Self-paced online learning in a teacher/tutor/coach classroom at Marketplace Mission Learning Center is where you, the student, learn to control and direct your day-to-day behavior which makes you an entrepreneur using your own resources to further your own enterprise, namely your life.
1. You take action.
At Marketplace Mission Learning Center you take over your own learning both the how to learn and the what to learn.
2. You’re insecure.
At Marketplace Mission Learning Center you face your fear of failing in a real way because you have taken over your own learning which means you can’t blame a teacher or other students or the school. You must face yourself and take ownership of your own performance.
3. You’re crafty.
At Marketplace Mission Learning Center you must become crafty like the television character MacGyver and apply your own creativity, optimism and street smarts to collect and use the resources you have to solve the problems you face.
4. You’re obsessed with cash flow.
At Marketplace Mission Learning Center time and efficiency become your obsession. Your creation of your own enterprise begins to take shape before your eyes. Your own creation of yourself becomes your obsession.
5. You get into hot water.
At Marketplace Mission Learning Center you try new things, forge ahead to seize opportunities and tackle issues all to explore uncharted worlds.
6. You’re fearless.
At Marketplace Mission Learning Center you don’t see problems; you see opportunities in work clothes. Your optimism carries you forward.
7. You can’t sit still.
At Marketplace Mission Learning Center you don’t have to sit still. Try something new. We did in starting our school, and together we will continue to innovate and build it anew.
8. You’re malleable.
At Marketplace Mission Learning Center you can change direction right now. You build yourself, your enterprise, day-by-day. Where do you want to go?
9. You enjoy navel gazing.
At Marketplace Mission Learning Center you evaluate your own performance. Lessons have quizzes and tests and projects, but you need to gather feedback from other sources, process the feedback, develop a plan to improve and implement the improvement plan.
10. You’re motivated by challenges.
At Marketplace Mission Learning Center challenges feed your drive. Adversity makes the game fun.
11. You consider yourself an outsider.
At Marketplace Mission Learning Center you learn that all the students consider themselves outsiders who have begun to recognize the reality of no inside and no insiders and no outside and no outsiders.

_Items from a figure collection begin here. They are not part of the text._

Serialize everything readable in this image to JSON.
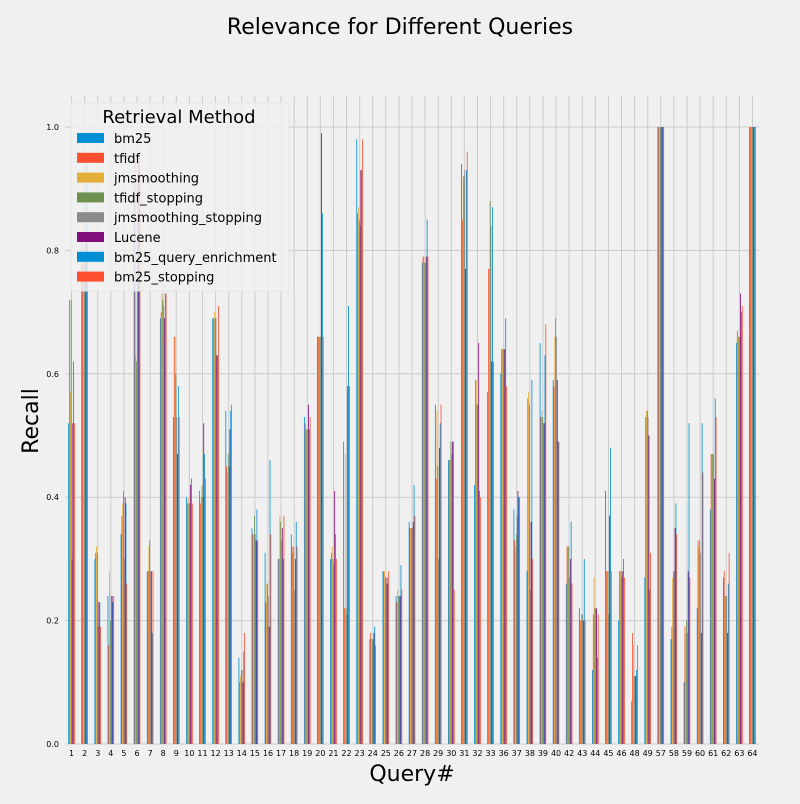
{
  "chart_data": {
    "type": "bar",
    "title": "Relevance for Different Queries",
    "xlabel": "Query#",
    "ylabel": "Recall",
    "ylim": [
      0,
      1.0
    ],
    "yticks": [
      "0.0",
      "0.2",
      "0.4",
      "0.6",
      "0.8",
      "1.0"
    ],
    "grid": true,
    "legend": {
      "title": "Retrieval Method",
      "placement": "top-left"
    },
    "categories": [
      "1",
      "2",
      "3",
      "4",
      "5",
      "6",
      "7",
      "8",
      "9",
      "10",
      "11",
      "12",
      "13",
      "14",
      "15",
      "16",
      "17",
      "18",
      "19",
      "20",
      "21",
      "22",
      "23",
      "24",
      "25",
      "26",
      "27",
      "28",
      "29",
      "30",
      "31",
      "32",
      "33",
      "36",
      "37",
      "38",
      "39",
      "40",
      "42",
      "43",
      "44",
      "45",
      "46",
      "48",
      "49",
      "57",
      "58",
      "59",
      "60",
      "61",
      "62",
      "63",
      "64"
    ],
    "series": [
      {
        "name": "bm25",
        "color": "#008fd5",
        "values": [
          0.52,
          0.81,
          0.3,
          0.24,
          0.34,
          0.9,
          0.28,
          0.69,
          0.53,
          0.4,
          0.41,
          0.69,
          0.54,
          0.14,
          0.35,
          0.31,
          0.3,
          0.34,
          0.53,
          0.66,
          0.3,
          0.49,
          0.98,
          0.17,
          0.28,
          0.24,
          0.36,
          0.78,
          0.55,
          0.46,
          0.94,
          0.42,
          0.57,
          0.6,
          0.38,
          0.28,
          0.65,
          0.59,
          0.26,
          0.22,
          0.12,
          0.41,
          0.2,
          0.07,
          0.27,
          1.0,
          0.17,
          0.1,
          0.22,
          0.38,
          0.27,
          0.65,
          1.0
        ]
      },
      {
        "name": "tfidf",
        "color": "#fc4f30",
        "values": [
          0.72,
          0.78,
          0.31,
          0.16,
          0.37,
          0.95,
          0.28,
          0.7,
          0.66,
          0.39,
          0.39,
          0.69,
          0.45,
          0.1,
          0.34,
          0.23,
          0.3,
          0.32,
          0.52,
          0.66,
          0.31,
          0.22,
          0.86,
          0.18,
          0.28,
          0.23,
          0.35,
          0.79,
          0.43,
          0.46,
          0.85,
          0.59,
          0.77,
          0.64,
          0.33,
          0.56,
          0.53,
          0.58,
          0.32,
          0.2,
          0.21,
          0.28,
          0.28,
          0.18,
          0.53,
          1.0,
          0.19,
          0.19,
          0.33,
          0.47,
          0.28,
          0.67,
          1.0
        ]
      },
      {
        "name": "jmsmoothing",
        "color": "#e5ae38",
        "values": [
          0.57,
          0.75,
          0.32,
          0.28,
          0.39,
          0.63,
          0.32,
          0.73,
          0.66,
          0.4,
          0.4,
          0.7,
          0.44,
          0.11,
          0.34,
          0.26,
          0.37,
          0.31,
          0.51,
          0.66,
          0.32,
          0.47,
          0.87,
          0.17,
          0.28,
          0.25,
          0.35,
          0.79,
          0.54,
          0.46,
          0.92,
          0.59,
          0.77,
          0.64,
          0.32,
          0.57,
          0.54,
          0.66,
          0.32,
          0.2,
          0.27,
          0.28,
          0.28,
          0.16,
          0.54,
          1.0,
          0.27,
          0.18,
          0.32,
          0.47,
          0.24,
          0.66,
          1.0
        ]
      },
      {
        "name": "tfidf_stopping",
        "color": "#6d904f",
        "values": [
          0.72,
          0.78,
          0.31,
          0.2,
          0.41,
          0.62,
          0.33,
          0.72,
          0.6,
          0.39,
          0.42,
          0.69,
          0.47,
          0.12,
          0.37,
          0.26,
          0.36,
          0.32,
          0.51,
          0.66,
          0.3,
          0.22,
          0.85,
          0.17,
          0.27,
          0.24,
          0.35,
          0.78,
          0.45,
          0.49,
          0.92,
          0.55,
          0.88,
          0.64,
          0.34,
          0.55,
          0.53,
          0.69,
          0.32,
          0.21,
          0.22,
          0.28,
          0.28,
          0.11,
          0.54,
          1.0,
          0.28,
          0.2,
          0.33,
          0.47,
          0.24,
          0.66,
          1.0
        ]
      },
      {
        "name": "jmsmoothing_stopping",
        "color": "#8b8b8b",
        "values": [
          0.3,
          0.78,
          0.19,
          0.24,
          0.3,
          0.86,
          0.28,
          0.71,
          0.53,
          0.39,
          0.4,
          0.69,
          0.45,
          0.12,
          0.34,
          0.24,
          0.33,
          0.25,
          0.51,
          0.66,
          0.29,
          0.21,
          0.84,
          0.17,
          0.26,
          0.24,
          0.35,
          0.78,
          0.3,
          0.47,
          0.93,
          0.55,
          0.84,
          0.64,
          0.37,
          0.25,
          0.52,
          0.66,
          0.27,
          0.21,
          0.22,
          0.21,
          0.27,
          0.11,
          0.53,
          1.0,
          0.28,
          0.18,
          0.31,
          0.47,
          0.24,
          0.66,
          1.0
        ]
      },
      {
        "name": "Lucene",
        "color": "#810f7c",
        "values": [
          0.52,
          0.81,
          0.23,
          0.24,
          0.4,
          0.95,
          0.28,
          0.69,
          0.47,
          0.42,
          0.52,
          0.63,
          0.51,
          0.1,
          0.33,
          0.19,
          0.35,
          0.3,
          0.55,
          0.99,
          0.41,
          0.58,
          0.93,
          0.18,
          0.27,
          0.24,
          0.36,
          0.79,
          0.48,
          0.49,
          0.77,
          0.65,
          0.62,
          0.64,
          0.41,
          0.36,
          0.52,
          0.59,
          0.3,
          0.2,
          0.22,
          0.37,
          0.28,
          0.11,
          0.5,
          1.0,
          0.35,
          0.28,
          0.18,
          0.43,
          0.18,
          0.73,
          1.0
        ]
      },
      {
        "name": "bm25_query_enrichment",
        "color": "#008fd5",
        "values": [
          0.62,
          0.95,
          0.23,
          0.23,
          0.39,
          0.93,
          0.18,
          0.73,
          0.58,
          0.43,
          0.47,
          0.63,
          0.54,
          0.15,
          0.38,
          0.46,
          0.3,
          0.36,
          0.51,
          0.86,
          0.34,
          0.71,
          0.93,
          0.19,
          0.26,
          0.29,
          0.42,
          0.85,
          0.52,
          0.49,
          0.93,
          0.41,
          0.87,
          0.69,
          0.4,
          0.59,
          0.63,
          0.49,
          0.36,
          0.3,
          0.14,
          0.48,
          0.3,
          0.12,
          0.25,
          1.0,
          0.39,
          0.52,
          0.52,
          0.56,
          0.26,
          0.7,
          1.0
        ]
      },
      {
        "name": "bm25_stopping",
        "color": "#fc4f30",
        "values": [
          0.52,
          0.81,
          0.19,
          0.24,
          0.26,
          0.95,
          0.28,
          0.73,
          0.53,
          0.39,
          0.43,
          0.71,
          0.55,
          0.18,
          0.33,
          0.34,
          0.37,
          0.32,
          0.53,
          0.66,
          0.3,
          0.58,
          0.98,
          0.16,
          0.28,
          0.25,
          0.37,
          0.79,
          0.55,
          0.25,
          0.96,
          0.4,
          0.62,
          0.58,
          0.4,
          0.3,
          0.68,
          0.49,
          0.26,
          0.2,
          0.21,
          0.28,
          0.27,
          0.16,
          0.31,
          1.0,
          0.34,
          0.27,
          0.44,
          0.53,
          0.31,
          0.71,
          1.0
        ]
      }
    ]
  }
}
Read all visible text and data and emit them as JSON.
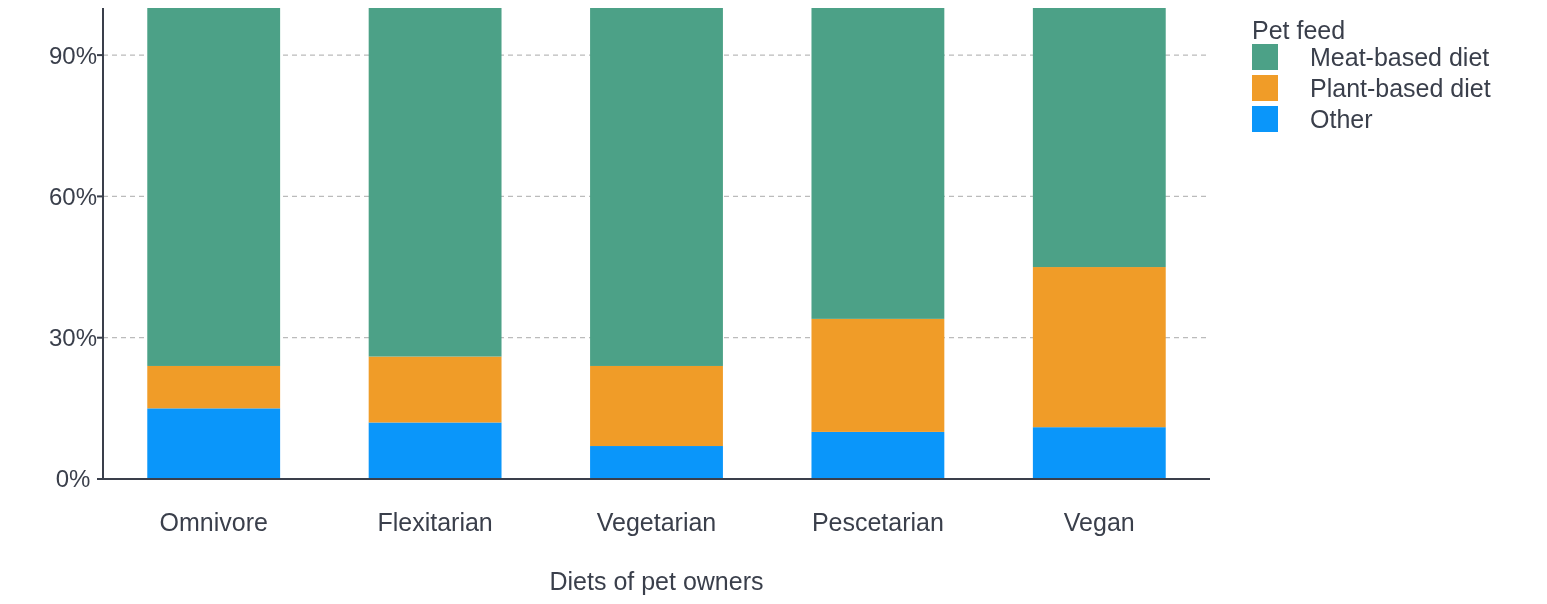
{
  "chart_data": {
    "type": "bar",
    "stacked": true,
    "xlabel": "Diets of pet owners",
    "legend_title": "Pet feed",
    "categories": [
      "Omnivore",
      "Flexitarian",
      "Vegetarian",
      "Pescetarian",
      "Vegan"
    ],
    "series": [
      {
        "name": "Other",
        "color": "#0a96fa",
        "values": [
          15,
          12,
          7,
          10,
          11
        ]
      },
      {
        "name": "Plant-based diet",
        "color": "#f09c28",
        "values": [
          9,
          14,
          17,
          24,
          34
        ]
      },
      {
        "name": "Meat-based diet",
        "color": "#4ca187",
        "values": [
          76,
          74,
          76,
          66,
          55
        ]
      }
    ],
    "ylim": [
      0,
      100
    ],
    "yticks": [
      {
        "value": 0,
        "label": "0%"
      },
      {
        "value": 30,
        "label": "30%"
      },
      {
        "value": 60,
        "label": "60%"
      },
      {
        "value": 90,
        "label": "90%"
      }
    ],
    "grid": "y",
    "legend": "top right"
  }
}
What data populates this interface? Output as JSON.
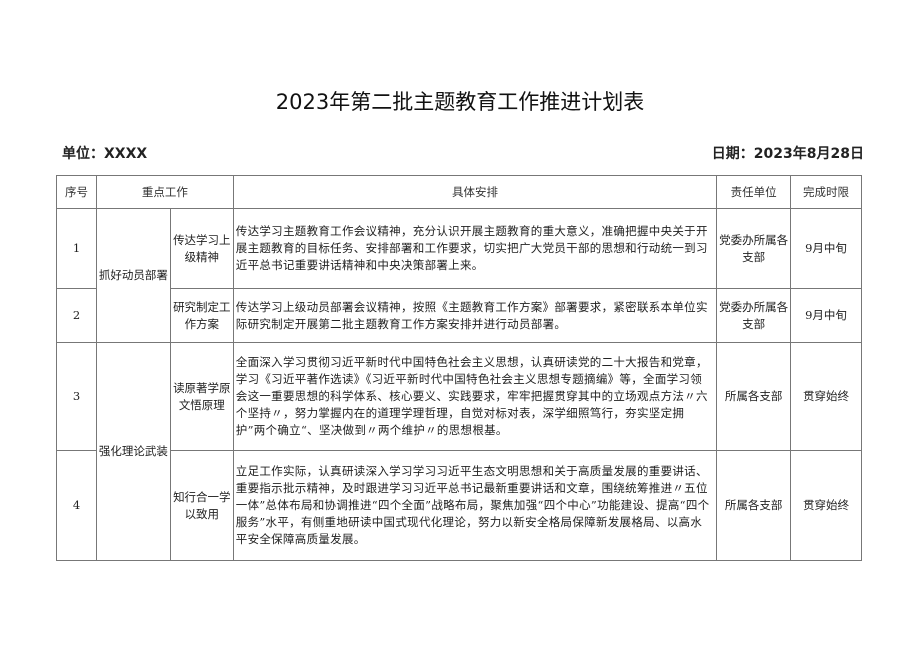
{
  "title": "2023年第二批主题教育工作推进计划表",
  "unit_label": "单位：XXXX",
  "date_label": "日期：2023年8月28日",
  "headers": {
    "no": "序号",
    "focus": "重点工作",
    "detail": "具体安排",
    "owner": "责任单位",
    "deadline": "完成时限"
  },
  "groups": [
    "抓好动员部署",
    "强化理论武装"
  ],
  "rows": [
    {
      "no": "1",
      "task": "传达学习上级精神",
      "detail": "传达学习主题教育工作会议精神，充分认识开展主题教育的重大意义，准确把握中央关于开展主题教育的目标任务、安排部署和工作要求，切实把广大党员干部的思想和行动统一到习近平总书记重要讲话精神和中央决策部署上来。",
      "owner": "党委办所属各支部",
      "deadline": "9月中旬"
    },
    {
      "no": "2",
      "task": "研究制定工作方案",
      "detail": "传达学习上级动员部署会议精神，按照《主题教育工作方案》部署要求，紧密联系本单位实际研究制定开展第二批主题教育工作方案安排并进行动员部署。",
      "owner": "党委办所属各支部",
      "deadline": "9月中旬"
    },
    {
      "no": "3",
      "task": "读原著学原文悟原理",
      "detail": "全面深入学习贯彻习近平新时代中国特色社会主义思想，认真研读党的二十大报告和党章，学习《习近平著作选读》《习近平新时代中国特色社会主义思想专题摘编》等，全面学习领会这一重要思想的科学体系、核心要义、实践要求，牢牢把握贯穿其中的立场观点方法〃六个坚持〃，努力掌握内在的道理学理哲理，自觉对标对表，深学细照笃行，夯实坚定拥护”两个确立“、坚决做到〃两个维护〃的思想根基。",
      "owner": "所属各支部",
      "deadline": "贯穿始终"
    },
    {
      "no": "4",
      "task": "知行合一学以致用",
      "detail": "立足工作实际，认真研读深入学习学习习近平生态文明思想和关于高质量发展的重要讲话、重要指示批示精神，及时跟进学习习近平总书记最新重要讲话和文章，围绕统筹推进〃五位一体”总体布局和协调推进“四个全面”战略布局，聚焦加强“四个中心”功能建设、提高“四个服务”水平，有侧重地研读中国式现代化理论，努力以新安全格局保障新发展格局、以高水平安全保障高质量发展。",
      "owner": "所属各支部",
      "deadline": "贯穿始终"
    }
  ]
}
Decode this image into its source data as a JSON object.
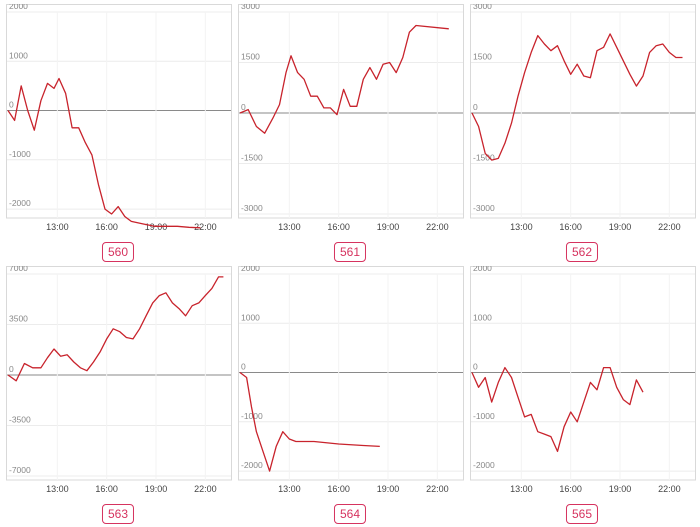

Each student learns to take command of their own boat at sea charting their own course. This realization makes for a stimulating exciting environment.
12. You recover quickly.
At Marketplace Mission Learning Center you learn that what many call failure our students call experience. An experience called failure simple didn’t work that way at that time. Students learn not to wallow or mope or feel sorry for themselves; students learn to move on to the next big thing.
13. You fulfill needs.
At Marketplace Mission Learning Center you learn to look for the problems and the holes and to think of ways to fix them. Students learn to apply this problem solving to themselves, to their fellow students, to their school, to their families, to their community and to their society.
14. You surround yourself with advisors.
At Marketplace Mission Learning Center students learn that their advisors are their lessons, their teachers, their students, their parents, and the wealth of information on the internet. Students learn to strive to make informed decisions.
15. You work and play hard.
At Marketplace Mission Learning Center students learn that when they fall down, they must keep picking themselves up until they get it right. Students learn to stay focused on their enterprise building, namely themselves. This means learning the basics.